Try this dish with mash, I’ve done it with pasta as well. Perhaps you too may discover the sorcery in this sauce.
- 500g chicken mince
- ¼ cup breadcrumbs (I used sourdough that I made and keep in my freezer)
- 2 cloves of garlic grated
- ½ red onion grated
- 1 egg
- Handful chopped Italian parsley
- 1 small sprig rosemary — chopped
- 1 leaf on fresh sage finely chopped
- ½ tsp salt
- Pinch of white pepper
- 1 teaspoon of cumin
- 1 ½ teaspoons of Cumin
- ½ teaspoon of turmeric
- A pinch of ginger powder
- ½ teaspoon of cinnamon
- 1 carrot finely chopped
- 1 stalk of celery finely chopped
- ½ onion finely chopped
- 3 garlic cloves crushed
- 4 whole Roma tomatoes or 1 can tin tomatoes
- 1 red chilli chopped (more or less chilli according to taste and heat preference)
- 2 tablespoons of extra virgin olive oil
- Salt and white pepper to taste
- Put all the meatball ingredients in a glass mixing bowl and mix gently until well combined.

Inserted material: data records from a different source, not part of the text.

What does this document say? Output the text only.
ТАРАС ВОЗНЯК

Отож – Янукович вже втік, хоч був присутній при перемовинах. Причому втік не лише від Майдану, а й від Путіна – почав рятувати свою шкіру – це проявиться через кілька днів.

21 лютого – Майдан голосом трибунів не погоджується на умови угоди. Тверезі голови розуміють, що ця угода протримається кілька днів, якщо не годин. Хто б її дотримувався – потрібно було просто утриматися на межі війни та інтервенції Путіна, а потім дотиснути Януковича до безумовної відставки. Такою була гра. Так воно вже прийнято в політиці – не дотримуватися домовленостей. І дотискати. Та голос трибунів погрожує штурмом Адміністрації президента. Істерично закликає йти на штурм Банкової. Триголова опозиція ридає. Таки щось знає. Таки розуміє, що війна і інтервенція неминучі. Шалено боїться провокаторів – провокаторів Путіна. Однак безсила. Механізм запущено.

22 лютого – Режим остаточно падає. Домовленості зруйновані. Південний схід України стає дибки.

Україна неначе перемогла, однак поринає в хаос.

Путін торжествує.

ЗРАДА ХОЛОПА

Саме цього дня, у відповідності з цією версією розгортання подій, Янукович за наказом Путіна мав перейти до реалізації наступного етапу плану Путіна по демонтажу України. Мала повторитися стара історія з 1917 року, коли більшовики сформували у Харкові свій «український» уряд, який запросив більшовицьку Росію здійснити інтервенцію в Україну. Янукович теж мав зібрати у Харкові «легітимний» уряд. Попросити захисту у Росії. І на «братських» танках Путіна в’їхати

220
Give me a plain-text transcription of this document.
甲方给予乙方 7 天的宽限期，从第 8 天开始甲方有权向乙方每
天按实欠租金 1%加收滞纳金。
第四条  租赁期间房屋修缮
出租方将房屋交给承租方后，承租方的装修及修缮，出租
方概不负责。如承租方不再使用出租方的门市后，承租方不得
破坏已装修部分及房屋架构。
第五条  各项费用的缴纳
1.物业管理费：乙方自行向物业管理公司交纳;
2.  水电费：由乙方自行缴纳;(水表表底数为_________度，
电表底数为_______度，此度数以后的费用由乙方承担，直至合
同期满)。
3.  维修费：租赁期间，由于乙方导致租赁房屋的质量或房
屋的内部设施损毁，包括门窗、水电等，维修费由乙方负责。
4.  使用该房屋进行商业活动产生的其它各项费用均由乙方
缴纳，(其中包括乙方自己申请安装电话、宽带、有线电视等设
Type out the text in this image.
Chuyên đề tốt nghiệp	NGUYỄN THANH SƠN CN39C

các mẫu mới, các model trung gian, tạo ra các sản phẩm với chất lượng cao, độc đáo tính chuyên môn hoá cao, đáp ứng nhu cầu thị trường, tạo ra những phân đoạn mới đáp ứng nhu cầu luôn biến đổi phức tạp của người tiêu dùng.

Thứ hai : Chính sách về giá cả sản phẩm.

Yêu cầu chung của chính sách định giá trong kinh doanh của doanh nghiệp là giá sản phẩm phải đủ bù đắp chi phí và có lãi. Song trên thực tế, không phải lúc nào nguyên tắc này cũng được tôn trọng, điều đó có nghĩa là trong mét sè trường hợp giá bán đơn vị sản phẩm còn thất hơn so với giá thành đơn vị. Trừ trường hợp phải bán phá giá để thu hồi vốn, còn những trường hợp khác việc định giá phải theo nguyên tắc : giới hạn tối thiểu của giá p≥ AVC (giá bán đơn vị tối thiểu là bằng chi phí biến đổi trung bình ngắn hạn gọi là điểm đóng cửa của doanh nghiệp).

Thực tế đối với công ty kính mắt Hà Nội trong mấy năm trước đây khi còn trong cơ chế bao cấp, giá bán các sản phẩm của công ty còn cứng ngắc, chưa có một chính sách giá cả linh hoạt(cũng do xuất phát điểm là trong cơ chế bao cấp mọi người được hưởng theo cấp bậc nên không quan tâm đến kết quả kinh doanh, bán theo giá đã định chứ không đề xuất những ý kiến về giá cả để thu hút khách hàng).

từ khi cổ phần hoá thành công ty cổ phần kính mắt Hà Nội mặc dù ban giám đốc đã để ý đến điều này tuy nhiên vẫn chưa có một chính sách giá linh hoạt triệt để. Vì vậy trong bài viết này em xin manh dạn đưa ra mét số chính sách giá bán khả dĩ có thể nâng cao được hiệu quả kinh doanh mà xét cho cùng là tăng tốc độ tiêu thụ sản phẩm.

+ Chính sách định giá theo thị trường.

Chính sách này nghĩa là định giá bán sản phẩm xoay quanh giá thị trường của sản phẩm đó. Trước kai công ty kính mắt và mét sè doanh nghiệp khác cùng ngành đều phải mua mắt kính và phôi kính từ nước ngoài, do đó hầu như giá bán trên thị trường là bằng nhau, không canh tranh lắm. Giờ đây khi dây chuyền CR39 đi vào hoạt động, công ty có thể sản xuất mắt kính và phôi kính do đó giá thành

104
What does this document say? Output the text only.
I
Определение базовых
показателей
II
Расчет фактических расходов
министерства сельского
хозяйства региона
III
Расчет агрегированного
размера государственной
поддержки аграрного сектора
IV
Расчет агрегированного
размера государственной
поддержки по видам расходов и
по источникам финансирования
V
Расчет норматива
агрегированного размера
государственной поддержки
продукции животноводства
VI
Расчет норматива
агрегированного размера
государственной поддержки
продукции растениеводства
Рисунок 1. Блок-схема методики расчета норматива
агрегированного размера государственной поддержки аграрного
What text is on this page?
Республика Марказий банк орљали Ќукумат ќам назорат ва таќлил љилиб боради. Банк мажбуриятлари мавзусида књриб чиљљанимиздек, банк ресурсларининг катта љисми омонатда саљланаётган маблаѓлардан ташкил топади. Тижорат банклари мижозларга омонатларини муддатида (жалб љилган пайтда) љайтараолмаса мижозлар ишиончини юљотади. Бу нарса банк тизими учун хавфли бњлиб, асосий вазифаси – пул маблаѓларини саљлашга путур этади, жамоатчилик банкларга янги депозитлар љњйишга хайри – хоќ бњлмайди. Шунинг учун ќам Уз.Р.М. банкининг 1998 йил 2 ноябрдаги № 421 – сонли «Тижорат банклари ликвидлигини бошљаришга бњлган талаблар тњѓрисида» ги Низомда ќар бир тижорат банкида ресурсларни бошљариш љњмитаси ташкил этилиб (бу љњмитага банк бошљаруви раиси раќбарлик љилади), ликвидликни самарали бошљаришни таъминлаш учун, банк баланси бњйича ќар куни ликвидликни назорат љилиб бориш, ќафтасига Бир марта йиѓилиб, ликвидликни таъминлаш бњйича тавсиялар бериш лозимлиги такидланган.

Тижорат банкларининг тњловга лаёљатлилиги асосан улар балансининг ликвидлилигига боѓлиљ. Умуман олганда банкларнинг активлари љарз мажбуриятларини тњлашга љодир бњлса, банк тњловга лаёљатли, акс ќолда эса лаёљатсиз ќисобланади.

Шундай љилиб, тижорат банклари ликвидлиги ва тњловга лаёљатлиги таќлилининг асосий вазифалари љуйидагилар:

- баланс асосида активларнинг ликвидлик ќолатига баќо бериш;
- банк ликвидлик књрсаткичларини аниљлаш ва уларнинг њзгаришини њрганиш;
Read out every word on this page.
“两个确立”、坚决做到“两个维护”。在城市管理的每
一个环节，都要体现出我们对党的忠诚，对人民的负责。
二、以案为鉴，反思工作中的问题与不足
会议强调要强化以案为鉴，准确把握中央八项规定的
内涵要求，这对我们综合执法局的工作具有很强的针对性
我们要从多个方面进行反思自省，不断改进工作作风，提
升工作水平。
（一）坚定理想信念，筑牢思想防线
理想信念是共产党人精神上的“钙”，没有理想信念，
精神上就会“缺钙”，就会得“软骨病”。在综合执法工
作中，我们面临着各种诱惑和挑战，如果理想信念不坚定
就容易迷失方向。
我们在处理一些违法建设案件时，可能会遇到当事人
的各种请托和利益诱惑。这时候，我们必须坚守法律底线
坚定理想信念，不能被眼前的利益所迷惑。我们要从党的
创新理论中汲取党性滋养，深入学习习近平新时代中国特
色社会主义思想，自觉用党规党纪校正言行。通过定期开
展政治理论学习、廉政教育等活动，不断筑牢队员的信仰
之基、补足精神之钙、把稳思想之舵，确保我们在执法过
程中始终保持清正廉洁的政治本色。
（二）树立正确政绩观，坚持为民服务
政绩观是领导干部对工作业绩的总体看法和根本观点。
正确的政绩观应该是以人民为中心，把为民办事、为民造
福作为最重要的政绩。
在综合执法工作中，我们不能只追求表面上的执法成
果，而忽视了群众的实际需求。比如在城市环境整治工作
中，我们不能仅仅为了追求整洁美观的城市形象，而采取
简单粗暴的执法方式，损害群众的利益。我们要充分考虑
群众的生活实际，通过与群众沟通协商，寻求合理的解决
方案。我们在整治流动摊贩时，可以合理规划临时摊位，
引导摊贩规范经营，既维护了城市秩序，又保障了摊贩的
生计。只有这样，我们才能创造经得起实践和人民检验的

- Place in a big dish, dusted with flour, and begin to roll meatballs just slightly bigger than a R5 coin.
- Set aside and let them rest for minimum 30 minutes
- When done, fry the meatballs on medium heat until brown on all sides in a little bit of butter. Then set them aside.
- In the same pan, place olive oil, then throw in the onion and stir until a little translucent.
- Then put in the carrots and celery and stir until they heat up with the onions.
- Next, throw in the spices, except cinnamon, and combine with the veggies and oil.
- Then add in a splash of apple cider vinegar to deglaze the pan, followed by the chopped tomatoes.
- Now put in the cinnamon and a hint of sugar if you feel the tomatoes are too tart.
- Stir, combine until it comes to a rolling boil, add one cup of warm water, salt and pepper, then lower the heat to a simmer and cover the pot.
- Ideally leave for about 1.5 hours, but one will suffice.
- About 45 minutes into the cooking, place the browned meatballs into the sauce and let them simmer in the sauce until serving.
To serve, make pasta or mash, though these meatballs are enjoyed even picking them cold from the pot.